The field of robotics/AI has been advancing at an incredible pace recently - many practicioners in the field are now pointing out that their work is racing ahead of that produced by many science fiction authors. Whilst there is a substantial amount of controversy over how soon we might create a true AGI (Artificial General Intelligence), or whether it is even possible to do so, the other areas of robotics are racing ahead. And, despite the doom-mongers' views on robotic dictatorship, all of the important ethical questions still come down to politics - as in what uses technologies are put, who controls them and for what ends.

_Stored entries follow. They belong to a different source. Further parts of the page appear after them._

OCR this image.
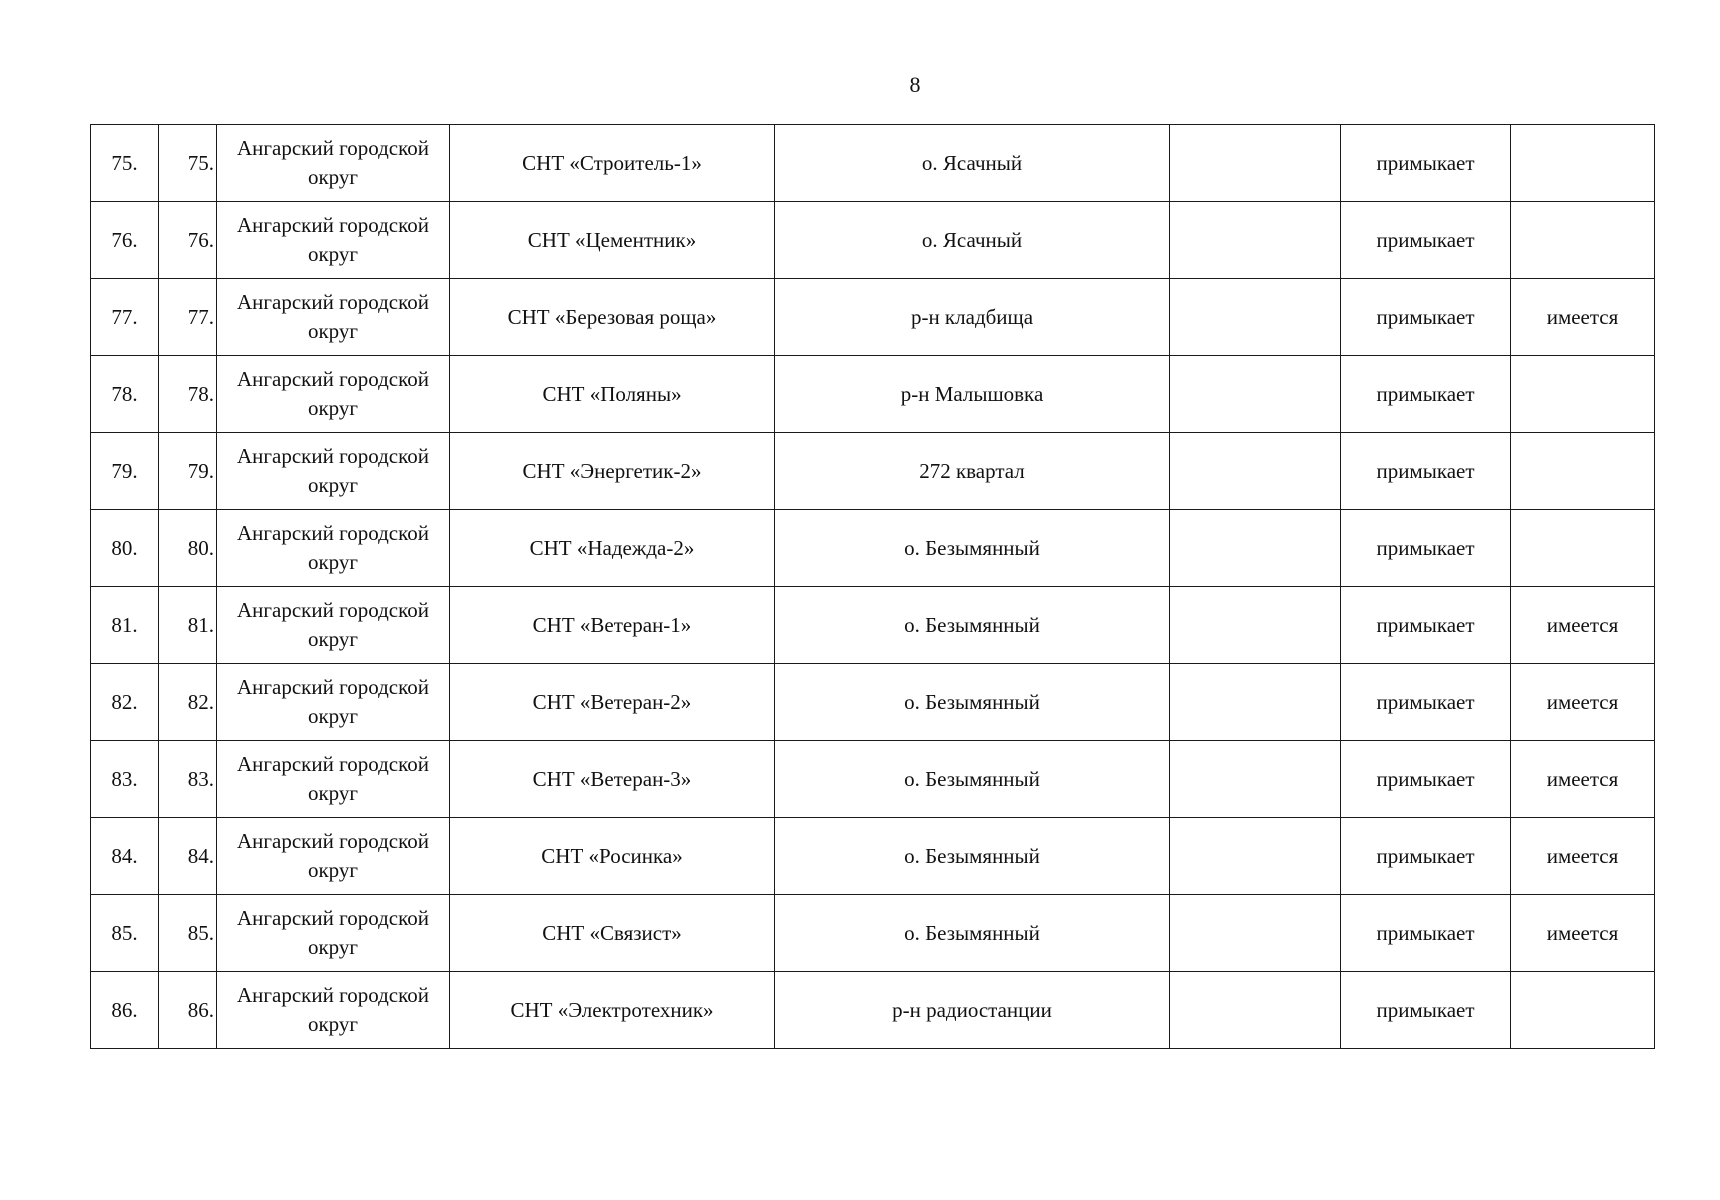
8
75.	75.	Ангарский городской округ	СНТ «Строитель-1»	о. Ясачный		примыкает	
76.	76.	Ангарский городской округ	СНТ «Цементник»	о. Ясачный		примыкает	
77.	77.	Ангарский городской округ	СНТ «Березовая роща»	р-н кладбища		примыкает	имеется
78.	78.	Ангарский городской округ	СНТ «Поляны»	р-н Малышовка		примыкает	
79.	79.	Ангарский городской округ	СНТ «Энергетик-2»	272 квартал		примыкает	
80.	80.	Ангарский городской округ	СНТ «Надежда-2»	о. Безымянный		примыкает	
81.	81.	Ангарский городской округ	СНТ «Ветеран-1»	о. Безымянный		примыкает	имеется
82.	82.	Ангарский городской округ	СНТ «Ветеран-2»	о. Безымянный		примыкает	имеется
83.	83.	Ангарский городской округ	СНТ «Ветеран-3»	о. Безымянный		примыкает	имеется
84.	84.	Ангарский городской округ	СНТ «Росинка»	о. Безымянный		примыкает	имеется
85.	85.	Ангарский городской округ	СНТ «Связист»	о. Безымянный		примыкает	имеется
86.	86.	Ангарский городской округ	СНТ «Электротехник»	р-н радиостанции		примыкает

Unlike some technologies, such as genetically engineered food or nanoparticles, the important issues in robotics / AI don't particularly require the precautionary principle. Its an area we can forge ahead in with abandon and what will fuck people up isn't the technology itself, but the prevailing systems of power. The latest generation of fighting robots are frighteningly capable. Should we ever again see a massed land battle between two clearly demarcated opposing forces, those with the robots will wipe out any infantry force on the planet (and no, they won't take over, if the operators lose control, they'll just fall over - probably within days, if not hours without servicing). The decisions to kill will still rest with the humans - and this applies even to autonomous and semi-autonomous robots - if they are deployed and given a 'kill zone'; its still the humans giving the orders and occupies the same suspect moral space as dropping napalm or a nuke - a robot will kill just as indiscriminately.
CD & RI
For people terrified by Daleks:
Or check out the Anna Konda (http://www.sintef.no/Home/Information-and-Communication-Technology-ICT/Applied-Cybernetics/Projects/Our-snake-robots/Anna-Konda--The-fire-fighting-snake-robot/) prototype:
This will be able to work its way into collapsed areas and also - with the right sensors (currently a matter of debate what the most effective means of detecting human casualties is), find survivors.
Ole 'Pill bug' robot
Just a concept at the moment unfortunately - unfortunate because its a really good idea:
- However, see our work on swarm robotics below:
The American Firerob (http://www.americancrane.com/Telerob/Firerob.htm)
(Look away again if you don't like Daleks...)
Particularly impressive is its heat resistance - 400 degrees C, up to 1000 C in short exposures.
In fact - looking at the similarities between some of the fire-fighting robots and Daleks, the daleks do actually look like a good design for fire-fighting (on flat terrain). Who knew?